Miles lockert seine Krawatte und sinkt in die Polster.
Nach dem zweiten Drink nimmt er mich mit auf sein Zimmer. Sobald die Tür hinter uns zufällt, gehen wir uns an die Wäsche.
Ich genieße jede einzelne Sekunde, in der ich Bella mit ihm betrüge.
Miles ist eingeschlafen.
Das Zimmer riecht nach kaltem Rauch – ein extrem ungewohnter Geruch, seit das Rauchen in den meisten Hotels weltweit verboten wurde. Ich zwinge mich, mindestens zwanzig Minuten zu warten, ehe ich mich umsehe. Sein Tablet und Handy sind mit einem Passwort geschützt. Ich wage ein paar Versuche – mit Bellas Geburtstag und dann Miles’ Geburtstag, den ich aus seinem Pass habe –, aber ohne Erfolg. Dafür ist sein Aktenkoffer offen. Ich blättere in ein paar Geschäftsunterlagen, aber die sind öde. Seine Brieftasche enthält nichts von Interesse, außer einem Foto mit Eselsohr von ihr.
Ihr Lächeln hat sich nie verändert. Jedes Mal, wenn ich es sehe, muss ich an eine lächelnde Psychopathin denken.
Außerdem stoße ich auf eine Liste in Bellas unverkennbarer Handschrift; schon bei dem Anblick wird mir flau. Bella kringelt und schwingt ihre Großbuchstaben in barocken Schnörkeln. Unter ihren Wünschen (oder Befehlen) – zum Beispiel, dass Miles die Flitterwochen zu organisieren hat – hat Bella mehrere mögliche Locations für ihre Hochzeitsfeier aufgelistet. Momentan favorisiert sie eine Villa im italienischen Stil in einem privaten Park nahe dem Haus ihrer Eltern, dazu hat sie nach Präferenz geordnet mehrere Hotels benannt.
Ich hole mein Handy heraus und mache Fotos von allem, dann setze ich mich aufs Bett und starre die Wand an. Ich kann einfach nicht abschalten. Wenn Bella hier wäre, würde sie wahrscheinlich tief und fest schlafen – ohne eine Sorge in der Welt, von ihren dämlichen Hochzeitsplänen mal abgesehen. Ich überlege, wie ich ihre kostbaren Arrangements durcheinanderbringen könnte. Dieses Glück steht ihr einfach nicht zu. Karma ist definitiv ein Mythos, wenn jemand, der es so wenig verdient hat wie Bella, auf dem Silbertablett ein glückliches Eheleben beschert bekommt, während Menschen wie ich sich Tag für Tag abstrampeln müssen.

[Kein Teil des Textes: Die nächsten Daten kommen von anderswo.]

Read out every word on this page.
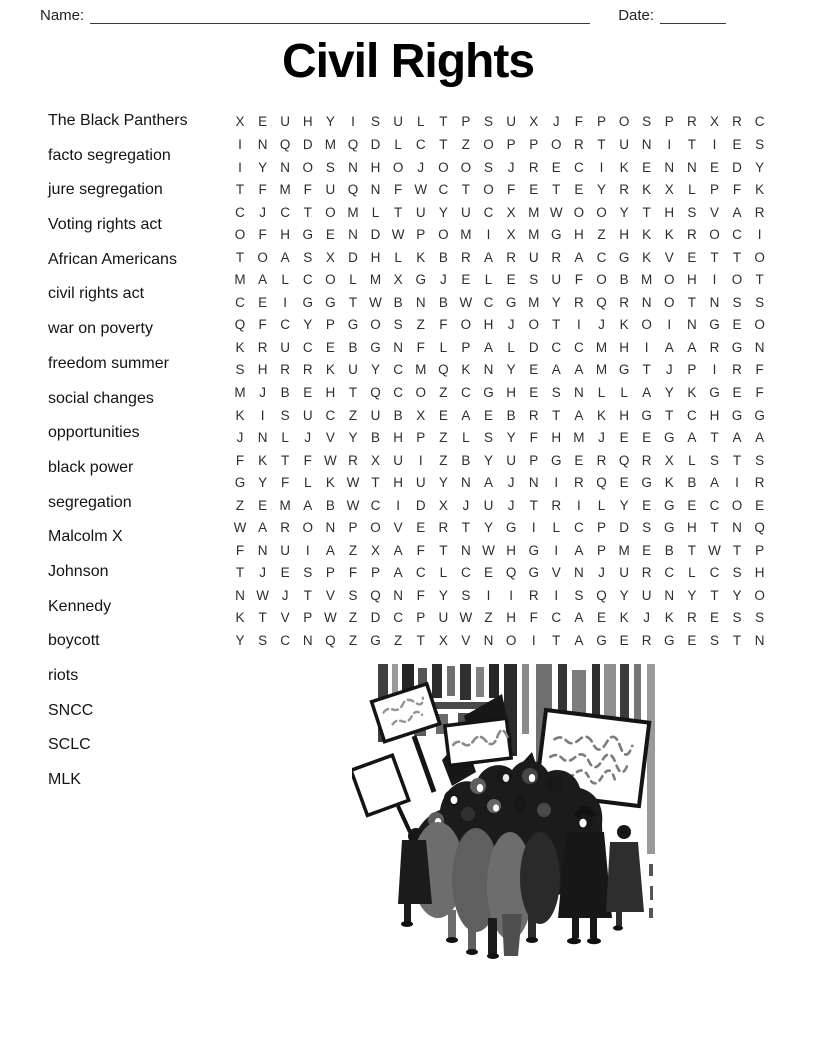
Name:	Date:
Civil Rights
The Black Panthers
facto segregation
jure segregation
Voting rights act
African Americans
civil rights act
war on poverty
freedom summer
social changes
opportunities
black power
segregation
Malcolm X
Johnson
Kennedy
boycott
riots
SNCC
SCLC
MLK
X	E U H Y	I	S U	L	T	P	S U X	J	F	P O S	P R X R C
I	N Q D M Q D	L	C	T	Z O P	P O R	T	U N	I	T	I	E	S
I	Y N O S N H O	J	O O S	J	R E C	I	K	E N N E D Y
T	F M F	U Q N	F W C	T O F	E	T	E	Y R K	X	L	P	F	K
C	J	C	T O M L	T	U Y U C X M W O O Y	T	H S	V	A R
O F	H G E N D W P O M	I	X M G H	Z	H K	K R O C	I
T O A	S	X D H	L	K	B R A R U R A C G K	V	E	T	T O
M A	L	C O	L M X G	J	E	L	E	S U	F O B M O H	I	O T
C E	I	G G T W B N B W C G M Y R Q R N O T	N S	S
Q F	C Y	P G O S	Z	F O H	J	O T	I	J	K O	I	N G E O
K R U C E	B G N	F	L	P	A	L	D C C M H	I	A	A R G N
S H R R K U Y C M Q K N Y	E	A	A M G T	J	P	I	R	F
M	J	B	E H	T Q C O Z	C G H E	S N	L	L	A	Y	K G E	F
K	I	S U C	Z	U B	X	E	A	E	B R	T	A	K H G T	C H G G
J	N	L	J	V	Y	B H P	Z	L	S	Y	F	H M	J	E	E G A	T	A	A
F	K	T	F W R X U	I	Z	B	Y U P G E R Q R X	L	S	T	S
G Y	F	L	K W T	H U Y N A	J	N	I	R Q E G K	B	A	I	R
Z	E M A	B W C	I	D X	J	U	J	T	R	I	L	Y	E G E C O E
W A R O N P O V	E R	T	Y G	I	L	C P D S G H	T	N Q
F	N U	I	A	Z	X	A	F	T	N W H G	I	A	P M E	B	T W T	P
T	J	E	S	P	F	P	A C	L	C E Q G V N	J	U R C	L	C S H
N W J	T	V	S Q N	F	Y	S	I	I	R	I	S Q Y U N Y	T	Y O
K	T	V	P W Z	D C P U W Z	H	F	C A	E	K	J	K R E	S	S
Y	S C N Q Z G Z	T	X	V N O	I	T	A G E R G E	S	T	N
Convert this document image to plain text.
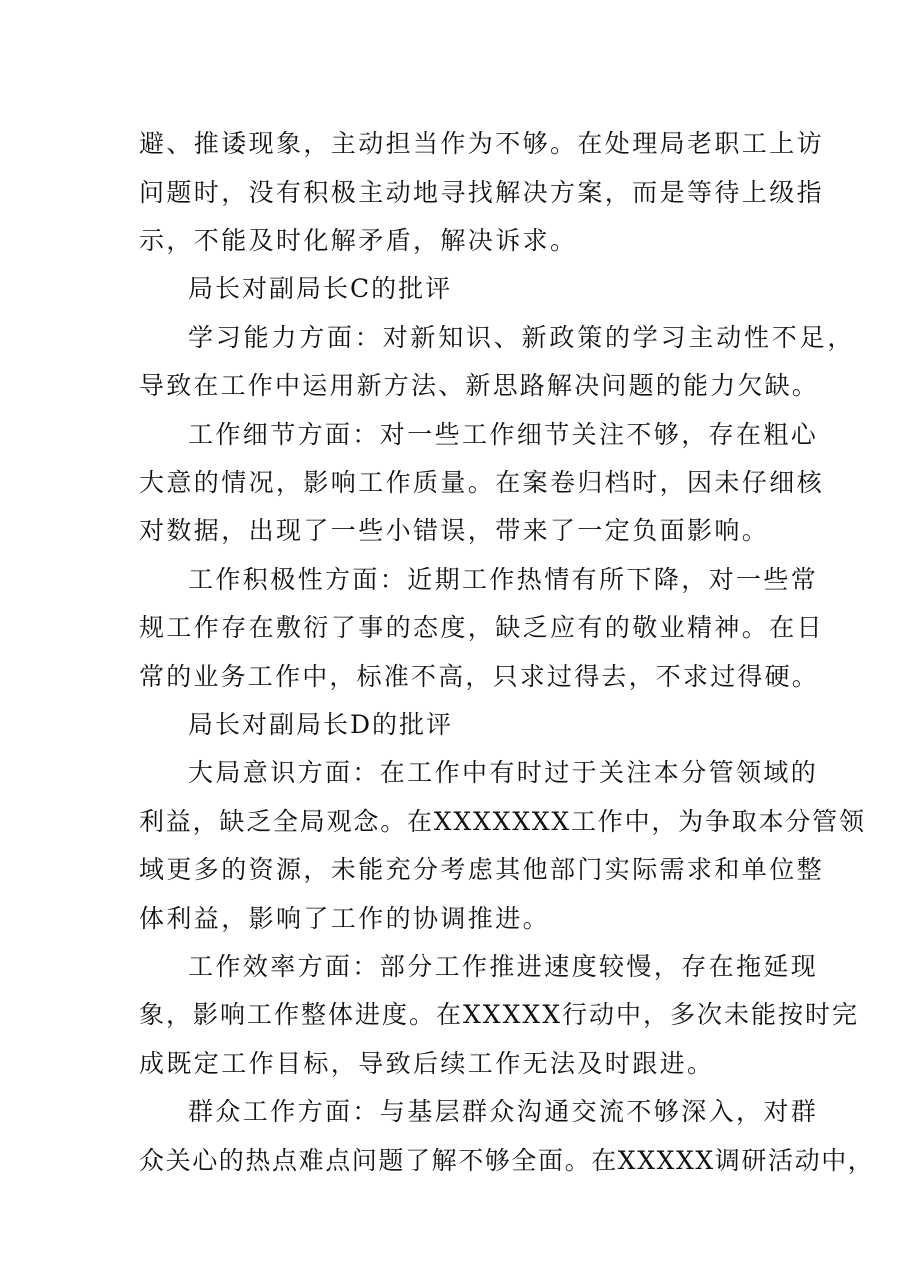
避、推诿现象，主动担当作为不够。在处理局老职工上访

问题时，没有积极主动地寻找解决方案，而是等待上级指

示，不能及时化解矛盾，解决诉求。

局长对副局长C的批评

学习能力方面：对新知识、新政策的学习主动性不足，

导致在工作中运用新方法、新思路解决问题的能力欠缺。

工作细节方面：对一些工作细节关注不够，存在粗心

大意的情况，影响工作质量。在案卷归档时，因未仔细核

对数据，出现了一些小错误，带来了一定负面影响。

工作积极性方面：近期工作热情有所下降，对一些常

规工作存在敷衍了事的态度，缺乏应有的敬业精神。在日

常的业务工作中，标准不高，只求过得去，不求过得硬。

局长对副局长D的批评

大局意识方面：在工作中有时过于关注本分管领域的

利益，缺乏全局观念。在XXXXXXX工作中，为争取本分管领

域更多的资源，未能充分考虑其他部门实际需求和单位整

体利益，影响了工作的协调推进。

工作效率方面：部分工作推进速度较慢，存在拖延现

象，影响工作整体进度。在XXXXX行动中，多次未能按时完

成既定工作目标，导致后续工作无法及时跟进。

群众工作方面：与基层群众沟通交流不够深入，对群

众关心的热点难点问题了解不够全面。在XXXXX调研活动中，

Manchmal frage ich mich, was passieren wird, wenn Bella und ich uns wiederbegegnen. Ich male mir aus, was sie dann sagen wird und was ich sage. Die Situationen wechseln zwar, doch jedes Mal gehe ich als Siegerin daraus hervor. Ich bin diejenige, die endlich Gehör bekommt. Ich habe Skifahren, Tennis und Reiten gelernt. Ich habe all die Orte besucht, die sie gern aufsucht, ich habe dafür gesorgt, dass ich die meisten Menschen kenne, mit denen sie sich vernetzt – wenn nicht persönlich, so doch wenigstens über die sozialen Medien. Ich bin bereit, ein Teil ihrer Welt zu werden, sodass sie
mit mir
befreundet sein will und nicht andersherum.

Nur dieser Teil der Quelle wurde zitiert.